In the meantime, hospitals have been hit with an onslaught of major policy changes, such as the Medicaid cuts in Trump’s tax bill and a set of site-neutral and overpayment clawback policies in this year’s hospital outpatient proposed rule.
And hospitals are navigating workforce, supply chain and tariff challenges, Fuller said.
“All of that just increasingly subsumes the attention of hospital leaders,” Fuller said. “We’ve definitely been surprised — particularly as we’ve gotten further into the year and we’re now four months away from ‘go live’ — that we haven’t seen kind of more readiness across the marketplace.”
At this point, hospitals should be well underway with data analysis that informs how they revise internal workflows and make arrangements with post-acute providers, Fuller said.
Ideally, the fourth quarter should be focused on operational and administrative elements of TEAM, such as finalizing complex model participation agreements with CMS, Fuller said.
Tardy providers need to prioritize data analysis, which will help them identify partners and assess existing relationships to ensure there aren’t overlapping financial incentives, said Angie Caldwell, a principal at PYA Accountants and Advisors, an accounting and healthcare consulting firm.
That could include unwinding existing agreements, said Carol Carden, managing principal of compensation, valuation, planning and design at PYA.
While hospitals can elect to only take on upside risk during the TEAM’s first year, unpreparedness, even in upside-only arrangements, means they could miss out on potential profits, according to both Fuller and Caldwell.
CMS has also stated it may add new care episodes to the model, Fuller said. Providers that aren’t fully prepared for the first five episodes might flounder if regulators include more procedures, he said. Those additions would likely come early on, possibly as soon as next year, as the agency will prioritize testing those episodes for as long as possible, he said.
Groups such as the American Hospital Association have repeatedly called on regulators to make the model voluntary.
“Hospitals and health systems are eager for opportunities to participate in value-based payment arrangements and to drive innovation in the Medicare program,” Ashley Thompson, senior vice president, public policy analysis and development for the AHA, wrote to CMS on June 10.
“However, we continue to be concerned that TEAM does not meet these desired goals and may, in fact, hamper access to care by overburdening providers who do not have the infrastructure or population to be successful in this model, the way it is currently designed.”
Some hospitals are in a better position. Mara McDermott, CEO of Accountable for Health, said value-based care participants, especially those with expertise with other bundled payment models, are in good shape ahead, largely because of their experience managing key preparatory steps.
For TEAM participants that aren’t in value-based care arrangements already, the new model could offer lessons that would make it easier to join other models, McDermott said.

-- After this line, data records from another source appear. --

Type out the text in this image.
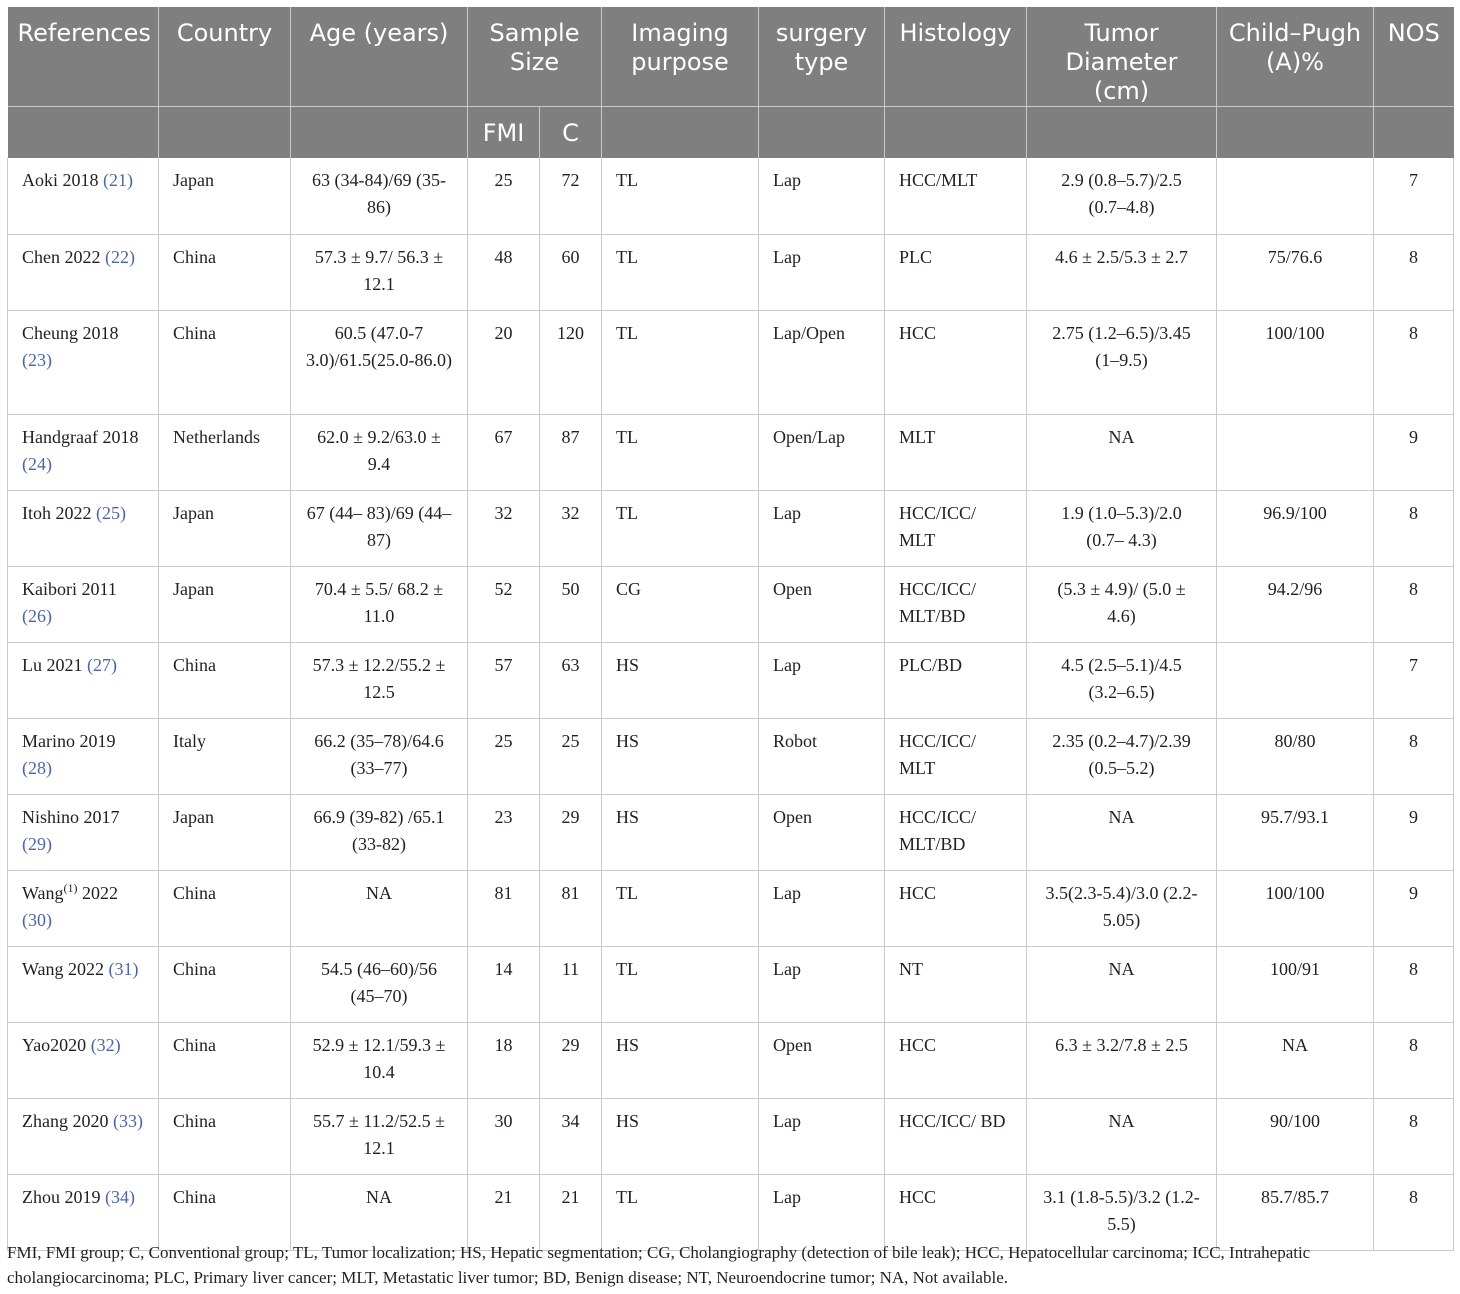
References	Country	Age (years)	Sample Size		Imaging purpose	surgery type	Histology	Tumor Diameter (cm)	Child–Pugh (A)%	NOS
			FMI	C						
Aoki 2018 (21)	Japan	63 (34-84)/69 (35-86)	25	72	TL	Lap	HCC/MLT	2.9 (0.8–5.7)/2.5 (0.7–4.8)		7
Chen 2022 (22)	China	57.3 ± 9.7/ 56.3 ± 12.1	48	60	TL	Lap	PLC	4.6 ± 2.5/5.3 ± 2.7	75/76.6	8
Cheung 2018 (23)	China	60.5 (47.0-7 3.0)/61.5(25.0-86.0)	20	120	TL	Lap/Open	HCC	2.75 (1.2–6.5)/3.45 (1–9.5)	100/100	8
Handgraaf 2018 (24)	Netherlands	62.0 ± 9.2/63.0 ± 9.4	67	87	TL	Open/Lap	MLT	NA		9
Itoh 2022 (25)	Japan	67 (44– 83)/69 (44– 87)	32	32	TL	Lap	HCC/ICC/ MLT	1.9 (1.0–5.3)/2.0 (0.7– 4.3)	96.9/100	8
Kaibori 2011 (26)	Japan	70.4 ± 5.5/ 68.2 ± 11.0	52	50	CG	Open	HCC/ICC/ MLT/BD	(5.3 ± 4.9)/ (5.0 ± 4.6)	94.2/96	8
Lu 2021 (27)	China	57.3 ± 12.2/55.2 ± 12.5	57	63	HS	Lap	PLC/BD	4.5 (2.5–5.1)/4.5 (3.2–6.5)		7
Marino 2019 (28)	Italy	66.2 (35–78)/64.6 (33–77)	25	25	HS	Robot	HCC/ICC/ MLT	2.35 (0.2–4.7)/2.39 (0.5–5.2)	80/80	8
Nishino 2017 (29)	Japan	66.9 (39-82) /65.1 (33-82)	23	29	HS	Open	HCC/ICC/ MLT/BD	NA	95.7/93.1	9
Wang$^{(1)}$ 2022 (30)	China	NA	81	81	TL	Lap	HCC	3.5(2.3-5.4)/3.0 (2.2-5.05)	100/100	9
Wang 2022 (31)	China	54.5 (46–60)/56 (45–70)	14	11	TL	Lap	NT	NA	100/91	8
Yao2020 (32)	China	52.9 ± 12.1/59.3 ± 10.4	18	29	HS	Open	HCC	6.3 ± 3.2/7.8 ± 2.5	NA	8
Zhang 2020 (33)	China	55.7 ± 11.2/52.5 ± 12.1	30	34	HS	Lap	HCC/ICC/ BD	NA	90/100	8
Zhou 2019 (34)	China	NA	21	21	TL	Lap	HCC	3.1 (1.8-5.5)/3.2 (1.2-5.5)	85.7/85.7	8
FMI, FMI group; C, Conventional group; TL, Tumor localization; HS, Hepatic segmentation; CG, Cholangiography (detection of bile leak); HCC, Hepatocellular carcinoma; ICC, Intrahepatic cholangiocarcinoma; PLC, Primary liver cancer; MLT, Metastatic liver tumor; BD, Benign disease; NT, Neuroendocrine tumor; NA, Not available.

Former Veterans Affairs Secretary Dr. David Shulkin, who sits on the board for Sioux Falls, South Dakota-based Sanford Health, said CMS’ decision to carry over a Biden-era program signals the agency is serious about pushing providers to take greater clinical and financial responsibility.
“Hospitals that did not get selected in this program should not be ignoring this,” Shulkin said. “This is a signal of things to come. These are skills and toolsets that hospitals should be thinking about developing and sharpening up, whether they’re in the TEAM model or not, because this is really where healthcare is headed.”